Esther interpreting for church - Esther feels that she is a 'hearing deaf person'

My Personal Story

       I was born into a Christian home where both of my parents are Deaf.  My mother taught me to love God early on, sharing with me Bible stories and her personal experiences.  I don't remember accepting Christ into my heart.  I must have accepted Him into my heart at such a young age.  I thrilled at reading Bible stories, singing, and sharing Christ at school. 
       My parents ended up in divorce when I was 10 and I faced my first true struggles.  Although, I loved God, I had to fight anger and resentment.  I had to deal with feelings of abandonment from my father. 
       Becoming a teenager, I faced new struggles.  I loved having fun.  I wanted to have fun with my friends and struggled to remain true to God.  Sometimes the things that they wanted to do were flat out wrong. At first I was able to remain strong, but temptation crept in and I found myself doing those very same wrong things. 
       I also became rebellious in my heart.  I wanted to do my own thing and resented anyone telling me what to do or how to do something.  I wanted to be independent.
       God never let go of me, and in my heart, I never let go of God.  I continued going to church, never missing a week's attendance.  God kept putting people in my life that I admired for their faith and found that I hungered after the faith that they had.  Finally, I knew that I had been wandering in the faith.  I wanted so much to have a strong relationship with God and to love Him with all my might.  I knew that He loved me.  One day, I took a walk out in the woods.  I felt my heart break and I cried and cried. I gave my heart fully to Him again.  It was such a beautiful moment.

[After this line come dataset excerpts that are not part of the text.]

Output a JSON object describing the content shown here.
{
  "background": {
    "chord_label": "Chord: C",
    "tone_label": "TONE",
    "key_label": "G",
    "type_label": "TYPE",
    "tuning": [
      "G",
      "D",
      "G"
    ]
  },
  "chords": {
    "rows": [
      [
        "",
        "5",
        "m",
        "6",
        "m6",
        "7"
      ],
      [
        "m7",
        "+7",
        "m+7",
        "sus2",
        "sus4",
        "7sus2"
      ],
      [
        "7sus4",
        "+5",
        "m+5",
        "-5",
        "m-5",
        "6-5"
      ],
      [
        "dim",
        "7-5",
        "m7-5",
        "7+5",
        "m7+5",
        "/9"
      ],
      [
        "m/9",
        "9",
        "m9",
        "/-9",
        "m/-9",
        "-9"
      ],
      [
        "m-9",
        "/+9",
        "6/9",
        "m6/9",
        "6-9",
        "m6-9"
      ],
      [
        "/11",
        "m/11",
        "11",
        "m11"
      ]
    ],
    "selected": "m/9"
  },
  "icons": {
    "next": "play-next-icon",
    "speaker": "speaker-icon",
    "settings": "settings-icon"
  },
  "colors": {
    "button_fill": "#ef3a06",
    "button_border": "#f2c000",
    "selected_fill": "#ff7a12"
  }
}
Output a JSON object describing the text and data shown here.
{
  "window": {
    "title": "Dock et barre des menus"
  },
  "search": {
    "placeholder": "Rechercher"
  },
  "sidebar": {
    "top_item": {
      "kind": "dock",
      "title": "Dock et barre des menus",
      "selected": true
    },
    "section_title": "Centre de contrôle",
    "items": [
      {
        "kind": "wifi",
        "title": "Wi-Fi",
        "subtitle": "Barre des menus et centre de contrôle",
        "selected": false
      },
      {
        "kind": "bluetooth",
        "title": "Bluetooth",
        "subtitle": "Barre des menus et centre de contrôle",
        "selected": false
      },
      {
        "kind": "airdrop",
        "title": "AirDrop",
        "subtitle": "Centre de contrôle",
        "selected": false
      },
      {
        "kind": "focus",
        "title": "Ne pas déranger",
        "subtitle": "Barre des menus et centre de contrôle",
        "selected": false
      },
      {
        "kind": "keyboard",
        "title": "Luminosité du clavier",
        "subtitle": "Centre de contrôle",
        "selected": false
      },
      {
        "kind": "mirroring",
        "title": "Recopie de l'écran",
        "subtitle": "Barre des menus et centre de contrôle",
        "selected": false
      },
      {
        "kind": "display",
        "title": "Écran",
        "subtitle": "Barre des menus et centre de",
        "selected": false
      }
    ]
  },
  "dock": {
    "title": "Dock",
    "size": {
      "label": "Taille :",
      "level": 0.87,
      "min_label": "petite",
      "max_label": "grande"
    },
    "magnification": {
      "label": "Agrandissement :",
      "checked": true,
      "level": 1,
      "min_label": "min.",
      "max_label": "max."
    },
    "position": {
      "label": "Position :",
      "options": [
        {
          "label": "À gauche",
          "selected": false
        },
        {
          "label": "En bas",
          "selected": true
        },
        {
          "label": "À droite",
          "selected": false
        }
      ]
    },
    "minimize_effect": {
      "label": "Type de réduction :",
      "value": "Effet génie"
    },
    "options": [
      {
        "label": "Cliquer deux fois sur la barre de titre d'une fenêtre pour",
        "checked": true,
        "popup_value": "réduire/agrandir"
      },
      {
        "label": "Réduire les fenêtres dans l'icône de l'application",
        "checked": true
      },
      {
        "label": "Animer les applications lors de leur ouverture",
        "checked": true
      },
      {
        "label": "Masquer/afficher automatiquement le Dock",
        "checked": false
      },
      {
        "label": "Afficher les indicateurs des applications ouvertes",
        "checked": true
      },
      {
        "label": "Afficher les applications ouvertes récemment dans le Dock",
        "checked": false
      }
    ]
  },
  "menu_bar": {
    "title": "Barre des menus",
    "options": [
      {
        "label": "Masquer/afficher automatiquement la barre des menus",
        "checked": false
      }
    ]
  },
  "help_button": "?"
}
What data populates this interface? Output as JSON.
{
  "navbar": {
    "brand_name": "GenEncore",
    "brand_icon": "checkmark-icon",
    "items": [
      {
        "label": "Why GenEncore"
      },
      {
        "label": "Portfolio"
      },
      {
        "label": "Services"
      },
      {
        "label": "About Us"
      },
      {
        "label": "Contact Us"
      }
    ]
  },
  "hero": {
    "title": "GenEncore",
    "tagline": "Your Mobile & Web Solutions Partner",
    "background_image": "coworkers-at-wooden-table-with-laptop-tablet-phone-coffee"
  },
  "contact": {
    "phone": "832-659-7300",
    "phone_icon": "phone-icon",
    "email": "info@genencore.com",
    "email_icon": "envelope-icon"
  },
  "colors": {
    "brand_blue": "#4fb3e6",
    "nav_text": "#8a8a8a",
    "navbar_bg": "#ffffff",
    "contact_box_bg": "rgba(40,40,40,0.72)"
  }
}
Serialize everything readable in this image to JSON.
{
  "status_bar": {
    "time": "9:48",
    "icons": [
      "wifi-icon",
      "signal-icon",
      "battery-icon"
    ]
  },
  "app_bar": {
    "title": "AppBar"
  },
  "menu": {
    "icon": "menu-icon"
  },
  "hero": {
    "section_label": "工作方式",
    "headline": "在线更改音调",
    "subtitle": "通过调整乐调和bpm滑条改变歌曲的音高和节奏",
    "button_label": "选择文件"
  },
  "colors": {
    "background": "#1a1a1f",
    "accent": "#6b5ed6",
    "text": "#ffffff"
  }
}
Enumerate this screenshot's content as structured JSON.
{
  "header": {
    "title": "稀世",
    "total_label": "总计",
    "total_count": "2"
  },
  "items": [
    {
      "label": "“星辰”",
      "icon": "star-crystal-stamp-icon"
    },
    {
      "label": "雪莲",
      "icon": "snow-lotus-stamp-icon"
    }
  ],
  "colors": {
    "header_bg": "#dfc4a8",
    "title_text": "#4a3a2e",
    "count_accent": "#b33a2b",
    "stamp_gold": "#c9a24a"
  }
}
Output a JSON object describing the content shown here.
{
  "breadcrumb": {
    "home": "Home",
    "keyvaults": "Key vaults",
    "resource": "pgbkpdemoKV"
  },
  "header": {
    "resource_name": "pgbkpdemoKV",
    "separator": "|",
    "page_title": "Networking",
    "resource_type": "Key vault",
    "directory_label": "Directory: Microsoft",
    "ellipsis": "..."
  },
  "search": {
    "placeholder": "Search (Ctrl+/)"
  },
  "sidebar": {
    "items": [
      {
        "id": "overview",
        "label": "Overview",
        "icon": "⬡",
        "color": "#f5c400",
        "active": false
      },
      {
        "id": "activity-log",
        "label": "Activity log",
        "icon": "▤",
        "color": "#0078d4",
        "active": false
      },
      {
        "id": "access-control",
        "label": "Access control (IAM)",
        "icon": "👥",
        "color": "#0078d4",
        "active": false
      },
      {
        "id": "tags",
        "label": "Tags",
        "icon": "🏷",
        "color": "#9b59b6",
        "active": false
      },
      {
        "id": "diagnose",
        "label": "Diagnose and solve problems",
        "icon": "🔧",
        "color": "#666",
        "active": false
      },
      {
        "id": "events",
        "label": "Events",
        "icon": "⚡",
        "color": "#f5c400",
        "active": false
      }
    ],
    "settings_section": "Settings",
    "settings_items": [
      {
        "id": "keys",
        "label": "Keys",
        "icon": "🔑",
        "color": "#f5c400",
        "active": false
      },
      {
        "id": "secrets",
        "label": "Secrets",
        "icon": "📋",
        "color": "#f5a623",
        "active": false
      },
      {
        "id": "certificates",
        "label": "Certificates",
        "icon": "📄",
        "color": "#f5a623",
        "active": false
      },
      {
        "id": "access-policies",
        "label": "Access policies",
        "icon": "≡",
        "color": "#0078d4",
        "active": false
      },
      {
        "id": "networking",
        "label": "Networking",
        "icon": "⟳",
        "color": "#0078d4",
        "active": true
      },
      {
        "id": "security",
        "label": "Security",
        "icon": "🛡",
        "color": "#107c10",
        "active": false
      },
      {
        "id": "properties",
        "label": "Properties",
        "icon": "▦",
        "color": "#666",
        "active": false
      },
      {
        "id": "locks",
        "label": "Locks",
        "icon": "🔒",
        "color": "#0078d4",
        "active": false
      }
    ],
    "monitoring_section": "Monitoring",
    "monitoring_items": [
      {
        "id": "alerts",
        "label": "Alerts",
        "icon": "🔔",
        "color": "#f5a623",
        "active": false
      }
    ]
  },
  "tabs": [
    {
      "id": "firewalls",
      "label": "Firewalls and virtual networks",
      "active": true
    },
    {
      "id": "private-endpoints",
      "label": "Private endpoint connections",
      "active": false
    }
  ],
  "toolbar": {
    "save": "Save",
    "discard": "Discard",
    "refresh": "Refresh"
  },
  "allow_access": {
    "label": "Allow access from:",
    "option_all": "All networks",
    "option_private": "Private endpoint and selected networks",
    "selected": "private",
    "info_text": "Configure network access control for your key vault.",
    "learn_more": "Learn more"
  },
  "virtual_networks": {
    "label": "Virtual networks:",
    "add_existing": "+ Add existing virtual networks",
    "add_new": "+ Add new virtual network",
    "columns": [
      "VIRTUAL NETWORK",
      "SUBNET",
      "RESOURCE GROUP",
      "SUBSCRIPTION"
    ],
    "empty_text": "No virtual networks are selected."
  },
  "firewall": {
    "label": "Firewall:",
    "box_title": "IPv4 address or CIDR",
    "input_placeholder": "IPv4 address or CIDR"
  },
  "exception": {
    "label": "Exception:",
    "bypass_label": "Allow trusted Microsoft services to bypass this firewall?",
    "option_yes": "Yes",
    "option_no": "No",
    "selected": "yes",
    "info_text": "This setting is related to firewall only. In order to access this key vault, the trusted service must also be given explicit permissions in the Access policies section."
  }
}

       It was a long road back.  In looking back, I can see God's guiding hand in bringing me back slowly.  He didn't change me immediately.  It took time...and I am still growing in Christ. 
       What amazes me is how He didn't let me go, when I was seeking after worldly pleasures.  He was still with me and I felt the Holy Spirit talking to my heart often.  I am also thankful to God for giving me such a sweet Christian mother who would teach me at a young age to love God.  I was never able to forget the things that she taught me.  God is truly so good.